Ping-Wei Song, Ye-Hui Liu, Tao Wang, Lei Yu, Jing-Li Liu

Abstract

To construct a predictive model for pain in patients undergoing hepatic arterial chemoembolization (TACE) in interventional operating room. Through literature review and expert interviews, a questionnaire was prepared for the assessment of pain factors in patients with hepatic arterial chemoembolization. A prospective cohort study was used to select 228 patients with hepatic arterial chemoembolization in a tertiary and first-class hospital. The data of the patients in the pain group and the non-pain group were compared, and a rapid screening prediction model was constructed by univariate analysis and logistic regression analysis, and its prediction effect was tested. Tumor size, liver cancer stage, and chemoembolization with drug-loaded microspheres and pirarubicin hydrochloride (THP) mixed with lipiodol were independent predictors of pain in patients after hepatic arterial chemoembolization.
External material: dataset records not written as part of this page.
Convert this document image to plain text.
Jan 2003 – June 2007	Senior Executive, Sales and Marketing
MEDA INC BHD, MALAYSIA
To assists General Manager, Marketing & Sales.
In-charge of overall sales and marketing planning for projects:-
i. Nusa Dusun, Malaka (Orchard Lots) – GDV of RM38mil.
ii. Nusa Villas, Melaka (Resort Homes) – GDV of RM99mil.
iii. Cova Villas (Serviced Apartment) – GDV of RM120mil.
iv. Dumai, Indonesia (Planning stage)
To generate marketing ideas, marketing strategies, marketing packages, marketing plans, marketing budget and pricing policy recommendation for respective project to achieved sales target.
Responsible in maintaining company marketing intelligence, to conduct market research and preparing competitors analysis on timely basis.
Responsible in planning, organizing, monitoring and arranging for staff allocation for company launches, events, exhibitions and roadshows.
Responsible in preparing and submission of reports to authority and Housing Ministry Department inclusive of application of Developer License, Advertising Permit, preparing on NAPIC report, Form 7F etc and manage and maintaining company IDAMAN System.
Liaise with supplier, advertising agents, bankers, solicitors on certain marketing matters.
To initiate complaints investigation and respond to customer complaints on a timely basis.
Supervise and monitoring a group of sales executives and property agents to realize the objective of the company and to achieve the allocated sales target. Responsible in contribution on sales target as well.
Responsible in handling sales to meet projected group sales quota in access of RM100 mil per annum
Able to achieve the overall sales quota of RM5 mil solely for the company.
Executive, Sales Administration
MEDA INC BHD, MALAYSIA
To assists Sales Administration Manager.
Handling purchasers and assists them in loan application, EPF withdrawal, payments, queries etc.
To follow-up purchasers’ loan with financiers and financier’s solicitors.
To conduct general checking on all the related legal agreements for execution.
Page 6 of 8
Finally, the pain prediction model after TACE was obtained. The results of Hosmer-Lemeshow test showed that the model fit was good (χ2 = 13.540, p = 0.095). The area under the receiver operating characteristic curve was 0.798, p < 0.001. The rapid screening and prediction model of pain in patients undergoing hepatic arterial chemoembolization has certain efficacy, which is helpful for clinical screening of patients with high risk of pain, and can provide reference for predictive pain management decision-making.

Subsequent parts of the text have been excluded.